Da sich der Stadtpark zieht, ein kleiner Einschub: Kasachstan hat das etwas unglückliche Länderkennzeichen KZ, weshalb als einer der daraus resultierenden Folgeschäden – neben den diversen durch .kz-Endung verunfallten Websites – die hiesige Ausgabe von „Deutschland sucht den Superstar“ den Namen
SuperStar KZ trägt, was ich mal kurz pietätsfrei lustig finden muß, ich verspreche dafür aber, keine
I love KZ-T-Shirts als Souvenir mitzubringen.
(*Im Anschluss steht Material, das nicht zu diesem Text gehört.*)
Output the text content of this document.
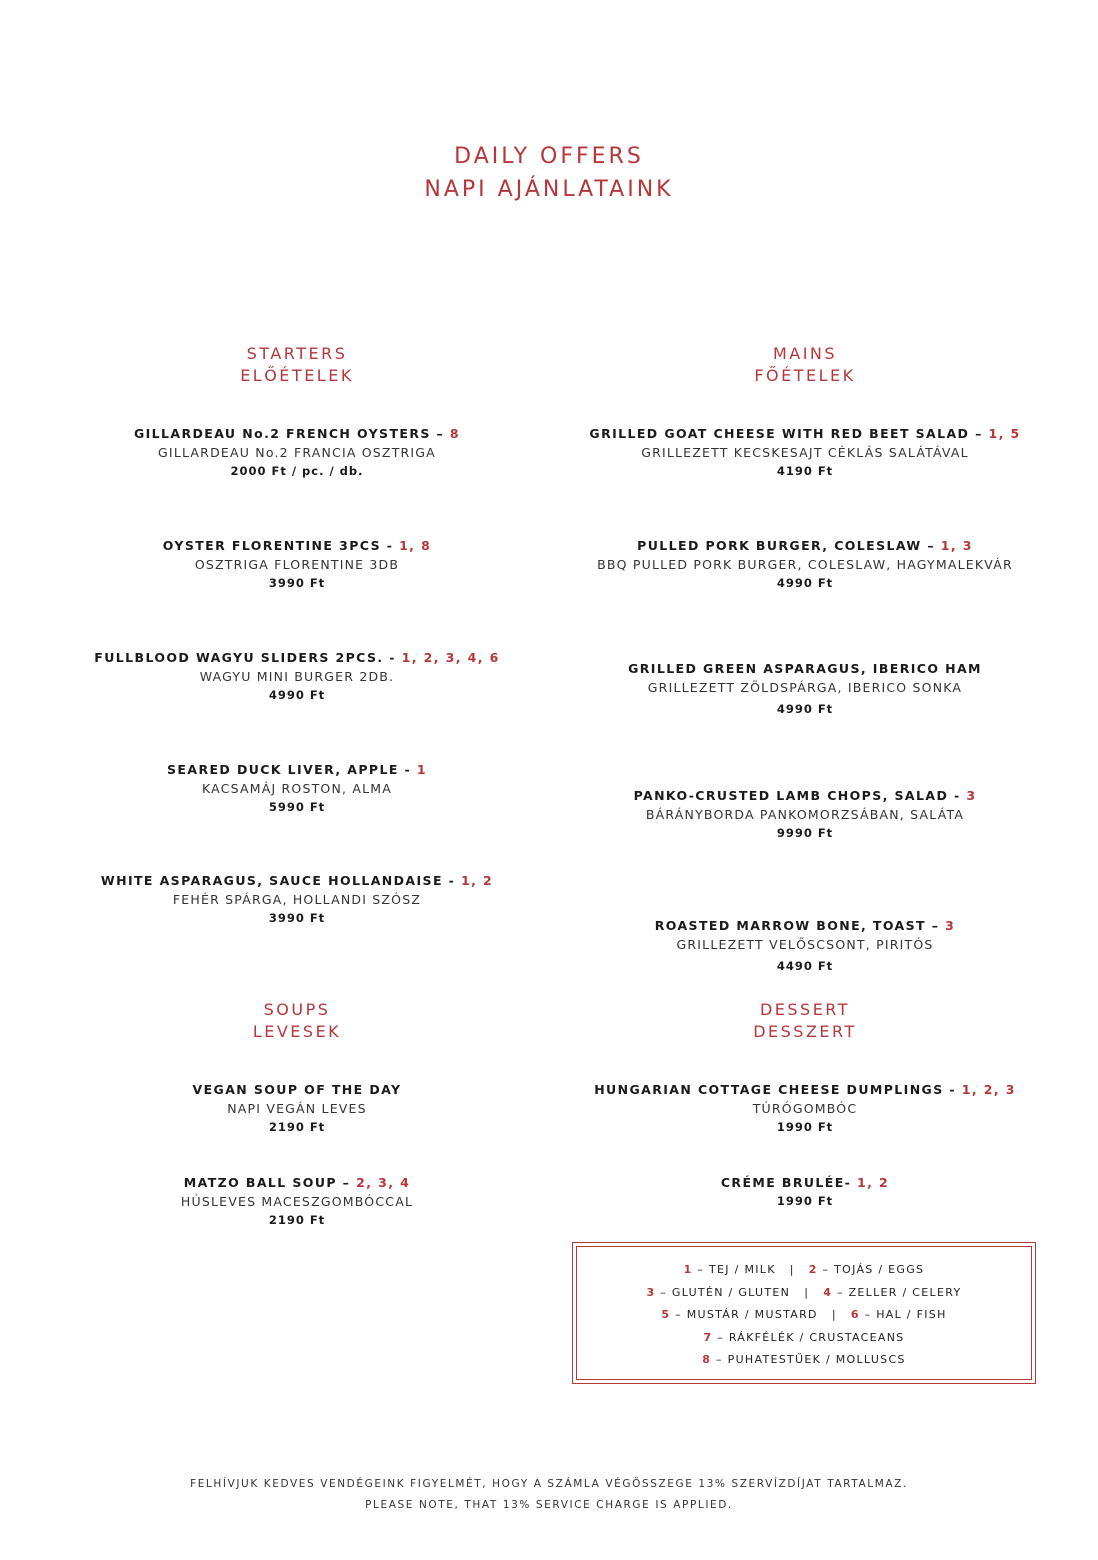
DAILY OFFERS
NAPI AJÁNLATAINK
STARTERS
ELŐÉTELEK
MAINS
FŐÉTELEK
SOUPS
LEVESEK
DESSERT
DESSZERT
GILLARDEAU No.2 FRENCH OYSTERS – 8
GILLARDEAU No.2 FRANCIA OSZTRIGA
2000 Ft / pc. / db.
OYSTER FLORENTINE 3PCS - 1, 8
OSZTRIGA FLORENTINE 3DB
3990 Ft
FULLBLOOD WAGYU SLIDERS 2PCS. - 1, 2, 3, 4, 6
WAGYU MINI BURGER 2DB.
4990 Ft
SEARED DUCK LIVER, APPLE - 1
KACSAMÁJ ROSTON, ALMA
5990 Ft
WHITE ASPARAGUS, SAUCE HOLLANDAISE - 1, 2
FEHÉR SPÁRGA, HOLLANDI SZÓSZ
3990 Ft
GRILLED GOAT CHEESE WITH RED BEET SALAD – 1, 5
GRILLEZETT KECSKESAJT CÉKLÁS SALÁTÁVAL
4190 Ft
PULLED PORK BURGER, COLESLAW – 1, 3
BBQ PULLED PORK BURGER, COLESLAW, HAGYMALEKVÁR
4990 Ft
GRILLED GREEN ASPARAGUS, IBERICO HAM
GRILLEZETT ZÖLDSPÁRGA, IBERICO SONKA
4990 Ft
PANKO-CRUSTED LAMB CHOPS, SALAD - 3
BÁRÁNYBORDA PANKOMORZSÁBAN, SALÁTA
9990 Ft
ROASTED MARROW BONE, TOAST – 3
GRILLEZETT VELŐSCSONT, PIRITÓS
4490 Ft
VEGAN SOUP OF THE DAY
NAPI VEGÁN LEVES
2190 Ft
MATZO BALL SOUP – 2, 3, 4
HÚSLEVES MACESZGOMBÓCCAL
2190 Ft
HUNGARIAN COTTAGE CHEESE DUMPLINGS - 1, 2, 3
TÚRÓGOMBÓC
1990 Ft
CRÉME BRULÉE- 1, 2
1990 Ft
1 – TEJ / MILK | 2 – TOJÁS / EGGS
3 – GLUTÉN / GLUTEN | 4 – ZELLER / CELERY
5 – MUSTÁR / MUSTARD | 6 – HAL / FISH
7 – RÁKFÉLÉK / CRUSTACEANS
8 – PUHATESTŰEK / MOLLUSCS
FELHÍVJUK KEDVES VENDÉGEINK FIGYELMÉT, HOGY A SZÁMLA VÉGÖSSZEGE 13% SZERVÍZDÍJAT TARTALMAZ.
PLEASE NOTE, THAT 13% SERVICE CHARGE IS APPLIED.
Über die struppigen Parkbüsche und -bäumchen ragen die ersten architektonischen Perlen: Ein gewaltiges Gebäude im lupenreinen Revival stalinscher Zuckerbäckergotik, den Moskauer „Sieben Schwestern“ nahezu ebenbürtig, dahinter eine Art großes, schiefes Zelt. Der Weg dorthin führt über den Boulevard der Bizarren Themenrestaurants: Ein Fachwerkbau neben einer Ritterburg neben einem Timurmausoleum neben einer ländlichen Windmühle neben etwas, was so in der freien Natur architektonisch gar nicht vorkommt. Bin begeistert!
Das große, schiefe Zelt stammt aus der Feder von Norman Foster, dem Astana des weiteren eine ägyptische Pyramide verdankt, den
Palace of Peace and Harmony. Es heißt Khan Shatyr und ist eine Shopping Mall. Hier haben wir sie dann wieder, die internationalen Konzernketten, bzw. hier bekommen wir sie, die meisten sind noch nicht eröffnet. Nun ist Khan Shatyr auch von innen nicht ganz uninteressant – hoch oben unter dem opalen Zeltdach fahren zum Beispiel recht putzig ein paar Achterbahnwägelchen herum – krankt aber daran, eine Shopping Mall zu sein, und ich hasse Shopping Malls aus tiefstem Herzen. Diese treibt mich zum Wahnsinn dadurch, daß ich eine Rolltreppe in die erste Etage nehme, ohne mich zu vergewissern, ob es auch eine zurück nach unten gibt, ich war einfach mal davon ausgegangen. Gibt’s nicht. Im Fahrstuhl schließen sich die Türen und gehen nicht wieder auf, ohne daß sich das Ding bewegen würde. Ich entrinne nur knapp und durch glückliche Fügungen dem Urteil Lebenslang in Khan Shatyr.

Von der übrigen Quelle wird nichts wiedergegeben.